Dans son ouvrage consacré aux députés de Napoléon, Fabien Menant regrette que les fonds privés de ces députés soient encore inexploités et que les titrés impériaux de province restent méconnus (Les députés de Napoléon, 1799 – 1815, Nouveau Monde Éditions, 2012, p. 23). Or, l’un d’entre eux, Marie-Félix Faulcon, a laissé près de vingt-cinq mille pages d’écrits essentiellement manuscrits, conservés aux Archives départementales de la Vienne, et qui sont en cours d’inventaire, de retranscription et d’analyse dans le cadre de notre thèse de doctorat. Journaux personnels et de voyages, correspondance et autres travaux littéraires, ils couvrent toute la trajectoire de Faulcon sans interruption.
Sa carrière politique s’inscrit dans la durée : député suppléant aux États généraux, titulaire sous l’Assemblée constituante, il est membre du Conseil des Cinq-Cents puis du Corps législatif sous le Consulat et l’Empire. Membre correspondant de l’Institut et décoré de la Légion d’Honneur, il est titré chevalier en 1808. Le 3 avril 1814, en tant que vice-président du Corps législatif, il prononce la déchéance de Napoléon. Il se retire à Poitiers après avoir participé à la rédaction de la Charte constitutionnelle et s’y éteint au milieu du XIXe siècle.
L’étude de cette carrière, du personnage et des écrits de Faulcon offre un nouvel éclairage sur le vécu de la période consulaire et impériale par un membre du personnel politique. Second couteau de l’Histoire, il est resté très attaché à sa province d’origine et entretient un réseau de plus de cent cinquante correspondants, parisiens et provinciaux. Ses qualités d’écrivain prolixe et de polygraphe permettent d’interroger les pratiques culturelles et la vie intellectuelle en province, encore fort méconnues pour la période napoléonienne. Sa bibliothèque, constituée de milliers de pièces annotées de sa main, constitue ici un matériau essentiel.

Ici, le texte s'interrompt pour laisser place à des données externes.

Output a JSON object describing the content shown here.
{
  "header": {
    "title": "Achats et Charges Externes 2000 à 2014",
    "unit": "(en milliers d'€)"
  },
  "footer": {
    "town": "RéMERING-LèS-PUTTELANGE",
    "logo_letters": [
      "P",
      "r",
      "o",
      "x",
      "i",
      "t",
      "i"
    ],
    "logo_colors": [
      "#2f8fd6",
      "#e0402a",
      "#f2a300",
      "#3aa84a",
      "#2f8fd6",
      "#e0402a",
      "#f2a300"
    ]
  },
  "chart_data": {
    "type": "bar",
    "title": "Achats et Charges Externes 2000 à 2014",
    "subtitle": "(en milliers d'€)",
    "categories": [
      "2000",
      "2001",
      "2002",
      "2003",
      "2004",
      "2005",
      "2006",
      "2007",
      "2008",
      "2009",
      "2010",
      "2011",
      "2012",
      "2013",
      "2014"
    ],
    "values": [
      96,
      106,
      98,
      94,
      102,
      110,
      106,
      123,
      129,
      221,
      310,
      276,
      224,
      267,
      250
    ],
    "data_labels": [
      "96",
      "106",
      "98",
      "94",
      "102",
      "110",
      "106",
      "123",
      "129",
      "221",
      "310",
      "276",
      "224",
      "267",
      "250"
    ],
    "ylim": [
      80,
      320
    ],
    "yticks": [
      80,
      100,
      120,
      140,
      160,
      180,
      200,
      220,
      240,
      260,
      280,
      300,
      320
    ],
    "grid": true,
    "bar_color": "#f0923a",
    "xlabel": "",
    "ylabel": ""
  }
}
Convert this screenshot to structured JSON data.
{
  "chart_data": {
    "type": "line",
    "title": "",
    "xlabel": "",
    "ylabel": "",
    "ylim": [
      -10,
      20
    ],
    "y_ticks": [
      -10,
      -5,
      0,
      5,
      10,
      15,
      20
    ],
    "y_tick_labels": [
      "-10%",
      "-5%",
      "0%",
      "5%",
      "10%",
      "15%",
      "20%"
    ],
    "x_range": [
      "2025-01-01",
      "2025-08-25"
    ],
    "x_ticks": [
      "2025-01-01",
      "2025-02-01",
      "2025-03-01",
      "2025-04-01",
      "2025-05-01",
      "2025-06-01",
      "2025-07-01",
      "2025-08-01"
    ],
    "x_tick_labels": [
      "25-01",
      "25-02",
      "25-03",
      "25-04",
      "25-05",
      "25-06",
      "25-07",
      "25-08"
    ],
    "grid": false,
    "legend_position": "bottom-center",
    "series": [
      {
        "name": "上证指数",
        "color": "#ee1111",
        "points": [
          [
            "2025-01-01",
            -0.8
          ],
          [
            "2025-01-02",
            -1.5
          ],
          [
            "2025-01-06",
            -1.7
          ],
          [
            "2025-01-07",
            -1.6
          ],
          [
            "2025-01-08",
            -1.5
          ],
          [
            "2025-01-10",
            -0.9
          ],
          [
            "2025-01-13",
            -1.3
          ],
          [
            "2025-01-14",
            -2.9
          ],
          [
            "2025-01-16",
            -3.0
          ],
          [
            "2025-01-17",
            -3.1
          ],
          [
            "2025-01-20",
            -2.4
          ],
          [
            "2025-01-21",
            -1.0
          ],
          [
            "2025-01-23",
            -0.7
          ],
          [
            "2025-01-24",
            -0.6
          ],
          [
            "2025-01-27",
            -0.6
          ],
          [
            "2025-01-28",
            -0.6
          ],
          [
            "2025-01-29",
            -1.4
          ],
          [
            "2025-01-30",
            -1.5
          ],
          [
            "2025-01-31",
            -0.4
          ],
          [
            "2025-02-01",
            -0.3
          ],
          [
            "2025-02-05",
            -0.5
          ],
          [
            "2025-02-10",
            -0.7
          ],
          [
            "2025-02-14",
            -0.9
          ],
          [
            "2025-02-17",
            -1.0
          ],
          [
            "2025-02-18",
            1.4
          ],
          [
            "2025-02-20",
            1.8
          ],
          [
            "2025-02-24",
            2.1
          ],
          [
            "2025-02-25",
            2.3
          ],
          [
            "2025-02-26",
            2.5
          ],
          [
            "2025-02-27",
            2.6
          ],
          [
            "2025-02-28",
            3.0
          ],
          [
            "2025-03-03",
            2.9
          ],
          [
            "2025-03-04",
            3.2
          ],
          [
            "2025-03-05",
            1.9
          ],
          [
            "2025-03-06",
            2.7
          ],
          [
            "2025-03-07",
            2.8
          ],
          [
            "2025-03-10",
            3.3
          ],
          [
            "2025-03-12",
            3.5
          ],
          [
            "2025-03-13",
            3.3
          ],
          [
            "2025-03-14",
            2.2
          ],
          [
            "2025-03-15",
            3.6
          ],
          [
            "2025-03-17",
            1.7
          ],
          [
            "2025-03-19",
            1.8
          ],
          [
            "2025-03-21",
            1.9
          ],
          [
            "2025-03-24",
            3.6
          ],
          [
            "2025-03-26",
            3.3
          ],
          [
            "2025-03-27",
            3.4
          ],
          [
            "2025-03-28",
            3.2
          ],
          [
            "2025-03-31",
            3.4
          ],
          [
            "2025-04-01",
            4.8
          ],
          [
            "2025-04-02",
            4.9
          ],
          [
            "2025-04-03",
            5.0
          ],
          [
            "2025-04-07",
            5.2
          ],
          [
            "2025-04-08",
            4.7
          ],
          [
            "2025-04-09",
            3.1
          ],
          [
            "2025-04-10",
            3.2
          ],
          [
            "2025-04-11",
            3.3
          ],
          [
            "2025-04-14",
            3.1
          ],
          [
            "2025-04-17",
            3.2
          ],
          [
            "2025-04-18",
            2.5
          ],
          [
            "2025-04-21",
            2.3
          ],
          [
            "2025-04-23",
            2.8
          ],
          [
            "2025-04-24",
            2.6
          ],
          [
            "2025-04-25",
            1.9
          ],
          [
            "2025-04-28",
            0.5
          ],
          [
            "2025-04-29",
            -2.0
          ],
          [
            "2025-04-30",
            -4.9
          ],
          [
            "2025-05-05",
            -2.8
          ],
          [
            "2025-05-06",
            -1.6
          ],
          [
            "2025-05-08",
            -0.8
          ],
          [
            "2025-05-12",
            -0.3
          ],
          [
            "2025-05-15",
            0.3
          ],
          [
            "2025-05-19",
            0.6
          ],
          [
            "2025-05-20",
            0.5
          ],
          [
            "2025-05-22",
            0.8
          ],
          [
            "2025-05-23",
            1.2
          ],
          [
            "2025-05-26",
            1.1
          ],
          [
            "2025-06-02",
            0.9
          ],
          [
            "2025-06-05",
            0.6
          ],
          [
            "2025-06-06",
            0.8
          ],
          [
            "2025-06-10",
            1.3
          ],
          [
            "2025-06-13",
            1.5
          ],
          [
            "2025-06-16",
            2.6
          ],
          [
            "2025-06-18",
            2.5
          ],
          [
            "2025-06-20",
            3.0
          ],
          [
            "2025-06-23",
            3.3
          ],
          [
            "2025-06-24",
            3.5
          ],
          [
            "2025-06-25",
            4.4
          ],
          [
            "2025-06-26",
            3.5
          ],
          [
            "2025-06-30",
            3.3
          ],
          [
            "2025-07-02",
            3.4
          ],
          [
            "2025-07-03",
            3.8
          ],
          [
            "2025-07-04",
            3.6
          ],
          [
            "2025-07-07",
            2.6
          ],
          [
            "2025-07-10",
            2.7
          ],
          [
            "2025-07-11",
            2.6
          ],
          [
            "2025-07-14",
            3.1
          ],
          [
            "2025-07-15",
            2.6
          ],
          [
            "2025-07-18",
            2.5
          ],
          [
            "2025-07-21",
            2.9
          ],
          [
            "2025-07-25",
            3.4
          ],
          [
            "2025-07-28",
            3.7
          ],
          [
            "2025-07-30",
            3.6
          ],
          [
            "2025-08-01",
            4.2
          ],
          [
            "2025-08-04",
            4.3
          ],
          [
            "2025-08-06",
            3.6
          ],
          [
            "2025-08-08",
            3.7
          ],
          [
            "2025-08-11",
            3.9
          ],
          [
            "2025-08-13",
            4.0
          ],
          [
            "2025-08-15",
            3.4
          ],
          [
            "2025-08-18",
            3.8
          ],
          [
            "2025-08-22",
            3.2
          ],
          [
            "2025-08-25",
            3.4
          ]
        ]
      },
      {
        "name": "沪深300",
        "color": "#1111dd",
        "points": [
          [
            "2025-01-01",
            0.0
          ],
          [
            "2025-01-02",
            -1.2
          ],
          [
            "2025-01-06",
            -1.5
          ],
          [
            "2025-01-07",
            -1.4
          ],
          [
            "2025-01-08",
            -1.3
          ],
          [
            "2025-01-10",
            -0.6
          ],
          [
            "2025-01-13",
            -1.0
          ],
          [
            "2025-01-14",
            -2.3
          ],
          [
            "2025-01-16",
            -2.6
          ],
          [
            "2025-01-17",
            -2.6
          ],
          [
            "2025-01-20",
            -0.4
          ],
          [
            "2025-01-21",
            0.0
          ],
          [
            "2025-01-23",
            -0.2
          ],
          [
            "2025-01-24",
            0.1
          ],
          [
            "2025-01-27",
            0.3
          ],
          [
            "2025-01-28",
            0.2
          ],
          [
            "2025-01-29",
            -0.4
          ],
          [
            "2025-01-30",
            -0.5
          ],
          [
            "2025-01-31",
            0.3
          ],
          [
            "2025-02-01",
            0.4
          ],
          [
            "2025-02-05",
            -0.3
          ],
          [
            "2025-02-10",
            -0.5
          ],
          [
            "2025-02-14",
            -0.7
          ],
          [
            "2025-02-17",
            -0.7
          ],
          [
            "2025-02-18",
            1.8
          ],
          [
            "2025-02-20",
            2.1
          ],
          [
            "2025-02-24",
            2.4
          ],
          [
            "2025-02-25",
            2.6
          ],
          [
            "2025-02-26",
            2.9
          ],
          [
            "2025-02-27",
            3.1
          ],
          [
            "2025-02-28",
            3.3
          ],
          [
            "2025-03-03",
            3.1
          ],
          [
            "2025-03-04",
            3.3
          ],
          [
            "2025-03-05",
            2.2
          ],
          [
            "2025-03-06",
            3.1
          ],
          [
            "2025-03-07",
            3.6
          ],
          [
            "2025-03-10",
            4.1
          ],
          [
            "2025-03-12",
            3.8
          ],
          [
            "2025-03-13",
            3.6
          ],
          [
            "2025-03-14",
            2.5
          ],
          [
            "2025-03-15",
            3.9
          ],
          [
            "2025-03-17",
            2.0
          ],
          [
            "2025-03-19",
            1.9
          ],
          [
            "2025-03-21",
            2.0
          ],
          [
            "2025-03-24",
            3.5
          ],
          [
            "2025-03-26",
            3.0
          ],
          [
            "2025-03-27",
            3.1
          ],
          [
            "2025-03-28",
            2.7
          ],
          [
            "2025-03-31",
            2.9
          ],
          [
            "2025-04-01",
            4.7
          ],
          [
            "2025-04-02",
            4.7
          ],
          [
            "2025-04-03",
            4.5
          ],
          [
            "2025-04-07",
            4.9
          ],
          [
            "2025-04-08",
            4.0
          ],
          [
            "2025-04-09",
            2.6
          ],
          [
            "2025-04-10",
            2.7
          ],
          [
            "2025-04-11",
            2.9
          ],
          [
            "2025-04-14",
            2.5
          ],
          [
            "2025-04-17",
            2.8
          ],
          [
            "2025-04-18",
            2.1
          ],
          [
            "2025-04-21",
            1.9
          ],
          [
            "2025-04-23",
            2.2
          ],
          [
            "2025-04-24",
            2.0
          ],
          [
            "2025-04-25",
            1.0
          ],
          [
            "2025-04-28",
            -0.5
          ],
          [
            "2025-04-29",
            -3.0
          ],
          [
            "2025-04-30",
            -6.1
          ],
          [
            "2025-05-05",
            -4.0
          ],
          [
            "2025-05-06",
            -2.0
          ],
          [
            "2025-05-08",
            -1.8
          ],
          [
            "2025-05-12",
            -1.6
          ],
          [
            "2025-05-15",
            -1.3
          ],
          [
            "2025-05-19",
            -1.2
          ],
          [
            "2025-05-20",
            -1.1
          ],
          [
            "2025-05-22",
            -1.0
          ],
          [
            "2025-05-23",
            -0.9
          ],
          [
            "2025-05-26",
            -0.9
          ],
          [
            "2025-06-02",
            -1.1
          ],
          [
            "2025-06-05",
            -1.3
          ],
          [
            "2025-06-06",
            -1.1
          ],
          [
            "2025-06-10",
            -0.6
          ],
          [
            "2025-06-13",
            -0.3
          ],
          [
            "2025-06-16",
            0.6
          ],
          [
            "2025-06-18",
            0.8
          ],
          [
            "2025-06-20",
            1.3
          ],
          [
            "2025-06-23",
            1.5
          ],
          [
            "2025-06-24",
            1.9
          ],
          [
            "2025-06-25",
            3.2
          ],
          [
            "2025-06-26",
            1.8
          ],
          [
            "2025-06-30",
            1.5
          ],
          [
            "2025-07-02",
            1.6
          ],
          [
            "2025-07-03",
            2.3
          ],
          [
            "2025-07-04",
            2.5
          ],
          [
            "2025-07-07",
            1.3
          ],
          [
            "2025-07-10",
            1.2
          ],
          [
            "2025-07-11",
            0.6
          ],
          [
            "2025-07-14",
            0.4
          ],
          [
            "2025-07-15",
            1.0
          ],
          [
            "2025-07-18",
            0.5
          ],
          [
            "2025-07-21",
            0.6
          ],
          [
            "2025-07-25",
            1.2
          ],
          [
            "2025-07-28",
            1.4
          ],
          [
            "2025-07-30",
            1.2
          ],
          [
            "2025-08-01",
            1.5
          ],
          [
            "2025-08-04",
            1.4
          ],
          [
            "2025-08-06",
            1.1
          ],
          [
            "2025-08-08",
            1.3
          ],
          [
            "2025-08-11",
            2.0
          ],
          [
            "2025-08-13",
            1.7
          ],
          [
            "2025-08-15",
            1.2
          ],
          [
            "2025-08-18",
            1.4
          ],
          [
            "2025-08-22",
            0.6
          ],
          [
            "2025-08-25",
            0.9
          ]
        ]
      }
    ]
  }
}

• Dorothée LANNO, Les scènes de l’intimité domestique dans les arts figurés en France (1780-1815).
Thèse d’Histoire de l’art sous la dir. du prof. Martial GUEDRON (Université de Strasbourg).

Englobant trois décennies particulièrement mouvementées de l’histoire française, cette thèse apporte un éclairage inédit sur les mœurs de la société française de la fin de l’Ancien Régime à la fin du Premier Empire, par l’étude des représentations de la vie domestique. Durant cette période, les scènes de genre ainsi que les portraits figurent en bonne place dans les expositions et les Salons de peinture, témoignant d’un succès certain auprès des commanditaires, des collectionneurs et des amateurs. Si nombre de ces œuvres prennent pour sujet des contemporains anonymes, les représentations des souverains n’échappent pas à l’engouement pour l’ostentation de la vie privée. En effet, les images de propagande politique font elles aussi l’objet d’une « intimisation », à l’instar des portraits de l’Empereur et de ses proches.
Ce goût pour ce qui relève de la sphère privée n’a pas réellement retenu l’attention des historiens de l’art de cette période, qui se sont penchés davantage sur les grandes compositions historiques et sur les réalisations artistiques liées aux évènements politiques. S’appuyant sur un corpus riche de plusieurs centaines d’œuvres peintes, dessinées et gravées, ce doctorat propose une analyse croisée entre images et écrits des artistes et des critiques (textes sur leurs travaux, écrits théoriques, textes critiques, etc.), afin de comprendre la valeur de l’intimité à l’époque.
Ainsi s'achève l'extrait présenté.